After a decade of controversy, the D.C. Council late last month finally made meaningful revisions to the city’s much-maligned and long-unpopular alcohol-licensing process for hospitality and nightlife businesses.
Due to the high-profile battle waged by a notorious Dupont Circle “Gang of 5” ad hoc license protest group against chef/restaurateur Jamie Leeds’ Hank’s Oyster Bar warranting mention from the dais by multiple Council members, the approved reforms might justifiably bear her name. Better to also include the many others subjected to similar foolishness.
Took ‘em forever. Some would say the legislative repairs are far too modest a measure of regulatory relief given the District’s dysfunctional and out-of-balance licensing procedures.
One thing is clear – the political dynamic has now changed. No longer will self-proclaimed size-shrunk gaggles of the few, purporting to represent the many, hold unbridled sway over entire neighborhoods. Their days manipulating the system to impose their own edicts while abridging fair and consistent application of citywide laws are numbered.
Not that they won’t try. But the reforms to be signed by Mayor Vincent Gray within a week for immediate implementation make obstruction more difficult.
While the D.C. Council failed to eliminate legal standing for tiny “Gang of 5” protest groups and small unrepresentative citizens associations, allowing them to directly intervene in the licensing process, they took alternate steps to mitigate their outsized influence.
D.C. Council member Jim Graham, chair of the Council committee with oversight of Alcoholic Beverage Control (ABC) matters, discarded the recommendation of a “working group” he had assembled to review existing regulations requiring that ad hoc license protest group members reside or own property within a 400-ft. radius of the target establishment. While this cheered license protesters, the provision was considered to be of nominal value by hospitality supporters. The seven-year licensing struggle suffered by Hank’s, for example, would not have been affected.
Although citizen association and Advisory Neighborhood Commission (ANC) representatives outnumbered hospitality business and Business Improvement District (BID) representatives by nearly two-to-one, the working group’s proposal primarily served to confirm the need for regulatory repair as a widely supported public proposition.
Instead, with encouragement from the business community along with residents and patrons calling for reform, the D.C. Council initiated more substantial revisions.
First, the application process for new businesses will be subject to statutory timeframes, reducing the threat of long licensing delays by protest groups or ANCs used to extract operating restrictions. No longer will bankruptcy before beginning be the interventionist weapon of opportunity. Businesses won’t face coerced early closing hours, limits on music and entertainment, restrictions on outdoor space use, downsized guest counts or other prohibitions as the price of expeditious license approval.
The process remains unwieldy and inordinately lengthy. But new venues are now guaranteed a shortened process and definitive schedule. After an initial period of application announcement and protest filings, businesses proceed to an ABC Board hearing within 60 days, a new requirement. Instead of the board having 90 days to subsequently issue a ruling, decisions will be required within 60 days.
Second, in a change more about policy implications than mere semantics, the widely reviled scourge of so-called “Voluntary Agreements” no longer exists. Misused by protest groups to extract operating concessions and by ANCs to legislate turf rules as a perceived licensing protocol, the option for a business to enter into such an arrangement has been renamed “Settlement Agreement” – a functionally accurate moniker implying nothing else.
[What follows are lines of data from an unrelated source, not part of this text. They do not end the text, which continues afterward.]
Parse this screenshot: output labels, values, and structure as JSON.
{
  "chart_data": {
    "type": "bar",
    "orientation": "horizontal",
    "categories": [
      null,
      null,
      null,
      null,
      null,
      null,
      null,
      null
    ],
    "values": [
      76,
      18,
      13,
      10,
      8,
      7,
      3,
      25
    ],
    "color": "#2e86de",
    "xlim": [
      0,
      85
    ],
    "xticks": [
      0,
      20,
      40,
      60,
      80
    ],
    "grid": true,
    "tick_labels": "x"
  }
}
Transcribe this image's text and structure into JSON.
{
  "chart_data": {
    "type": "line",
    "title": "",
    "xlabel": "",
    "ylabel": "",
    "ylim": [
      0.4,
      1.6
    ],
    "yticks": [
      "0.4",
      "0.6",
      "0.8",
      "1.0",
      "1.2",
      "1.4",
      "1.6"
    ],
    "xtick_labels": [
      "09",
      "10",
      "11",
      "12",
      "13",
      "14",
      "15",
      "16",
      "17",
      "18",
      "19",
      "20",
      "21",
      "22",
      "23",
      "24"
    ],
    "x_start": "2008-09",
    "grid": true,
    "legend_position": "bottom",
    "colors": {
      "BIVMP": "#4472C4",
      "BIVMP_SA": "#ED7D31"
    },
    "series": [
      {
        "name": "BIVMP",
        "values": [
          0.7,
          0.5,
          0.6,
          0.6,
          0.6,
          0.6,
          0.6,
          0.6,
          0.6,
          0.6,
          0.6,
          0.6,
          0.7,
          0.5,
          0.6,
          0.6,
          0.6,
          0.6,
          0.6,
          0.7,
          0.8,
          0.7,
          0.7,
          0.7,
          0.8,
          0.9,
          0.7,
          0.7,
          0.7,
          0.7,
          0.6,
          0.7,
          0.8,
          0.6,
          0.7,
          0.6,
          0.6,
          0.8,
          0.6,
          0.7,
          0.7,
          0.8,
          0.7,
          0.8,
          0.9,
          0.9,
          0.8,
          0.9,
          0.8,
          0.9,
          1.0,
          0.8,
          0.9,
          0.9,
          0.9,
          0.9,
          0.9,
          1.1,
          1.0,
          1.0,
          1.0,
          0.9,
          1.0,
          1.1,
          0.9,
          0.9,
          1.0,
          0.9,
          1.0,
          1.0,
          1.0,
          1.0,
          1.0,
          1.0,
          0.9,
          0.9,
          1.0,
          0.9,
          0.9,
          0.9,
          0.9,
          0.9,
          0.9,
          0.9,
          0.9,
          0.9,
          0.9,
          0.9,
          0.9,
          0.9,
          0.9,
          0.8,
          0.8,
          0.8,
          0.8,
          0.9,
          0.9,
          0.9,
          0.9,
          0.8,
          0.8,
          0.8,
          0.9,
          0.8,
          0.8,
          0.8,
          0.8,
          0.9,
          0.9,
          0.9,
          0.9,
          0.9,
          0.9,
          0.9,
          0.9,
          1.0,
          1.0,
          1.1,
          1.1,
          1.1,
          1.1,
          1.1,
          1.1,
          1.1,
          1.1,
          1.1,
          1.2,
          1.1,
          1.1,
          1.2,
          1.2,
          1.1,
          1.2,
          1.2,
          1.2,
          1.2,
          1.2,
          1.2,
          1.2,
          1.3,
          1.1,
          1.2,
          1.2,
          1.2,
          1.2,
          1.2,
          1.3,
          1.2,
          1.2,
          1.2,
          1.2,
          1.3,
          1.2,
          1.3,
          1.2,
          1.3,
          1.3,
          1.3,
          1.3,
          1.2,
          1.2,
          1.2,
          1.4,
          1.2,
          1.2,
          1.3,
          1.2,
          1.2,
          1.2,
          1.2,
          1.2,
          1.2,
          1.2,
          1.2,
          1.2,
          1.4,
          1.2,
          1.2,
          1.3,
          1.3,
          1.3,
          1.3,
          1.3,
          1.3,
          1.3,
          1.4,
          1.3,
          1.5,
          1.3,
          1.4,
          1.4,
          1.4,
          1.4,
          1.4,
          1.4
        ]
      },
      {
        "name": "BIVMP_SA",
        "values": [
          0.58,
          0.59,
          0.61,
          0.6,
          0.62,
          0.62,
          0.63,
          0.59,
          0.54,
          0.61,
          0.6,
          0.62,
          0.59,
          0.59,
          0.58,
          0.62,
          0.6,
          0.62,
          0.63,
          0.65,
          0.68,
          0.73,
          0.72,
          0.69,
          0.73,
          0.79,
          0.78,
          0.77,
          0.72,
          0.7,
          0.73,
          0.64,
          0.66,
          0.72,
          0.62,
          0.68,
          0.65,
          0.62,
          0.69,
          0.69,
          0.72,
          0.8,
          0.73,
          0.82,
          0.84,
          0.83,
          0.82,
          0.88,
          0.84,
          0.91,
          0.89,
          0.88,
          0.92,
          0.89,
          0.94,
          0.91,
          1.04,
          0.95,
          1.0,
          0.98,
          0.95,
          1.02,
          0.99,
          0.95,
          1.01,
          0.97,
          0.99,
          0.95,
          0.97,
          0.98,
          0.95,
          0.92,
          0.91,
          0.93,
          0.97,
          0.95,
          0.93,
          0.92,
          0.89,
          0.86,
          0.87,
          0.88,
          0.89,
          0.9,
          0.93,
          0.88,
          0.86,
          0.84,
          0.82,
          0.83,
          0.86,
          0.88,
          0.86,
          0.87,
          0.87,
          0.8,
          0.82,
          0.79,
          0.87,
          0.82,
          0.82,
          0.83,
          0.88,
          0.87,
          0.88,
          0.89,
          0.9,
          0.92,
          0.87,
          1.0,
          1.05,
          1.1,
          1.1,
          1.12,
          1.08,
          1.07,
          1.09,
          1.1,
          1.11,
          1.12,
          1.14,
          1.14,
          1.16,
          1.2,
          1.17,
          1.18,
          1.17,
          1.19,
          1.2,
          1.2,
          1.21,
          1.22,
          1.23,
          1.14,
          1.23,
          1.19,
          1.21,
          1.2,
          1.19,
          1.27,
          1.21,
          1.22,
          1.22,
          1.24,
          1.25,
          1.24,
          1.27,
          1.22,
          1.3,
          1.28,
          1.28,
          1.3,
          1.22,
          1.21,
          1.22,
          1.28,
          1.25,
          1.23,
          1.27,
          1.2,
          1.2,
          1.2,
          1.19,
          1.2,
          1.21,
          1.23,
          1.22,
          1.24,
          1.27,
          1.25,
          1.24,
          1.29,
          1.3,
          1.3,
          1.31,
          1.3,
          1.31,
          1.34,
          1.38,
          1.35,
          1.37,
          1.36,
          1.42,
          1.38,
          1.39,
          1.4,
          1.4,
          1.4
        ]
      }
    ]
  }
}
Third, should an existing licensee or new business reach an agreement with the applicable elected ANC, any protest by a random “Gang of 5” will be discarded. Unfortunately, the same does not apply to citizens associations, but the message is unmistakable – past shenanigans will no longer enjoy countenance.
Limits have also been placed on the types of restrictions permitted in an optional Settlement Agreement, should a business choose to negotiate rather than proceed to a now accelerated adjudication.
Is it enough? Hardly. Will it restore some fairness for the city’s largest private sector industry, soon-to-be largest employer, and primary revenue producer? Absolutely.
The signal is clear – outdated enterprise regulation in a growing modern city is as much a relic of the past as those who support it.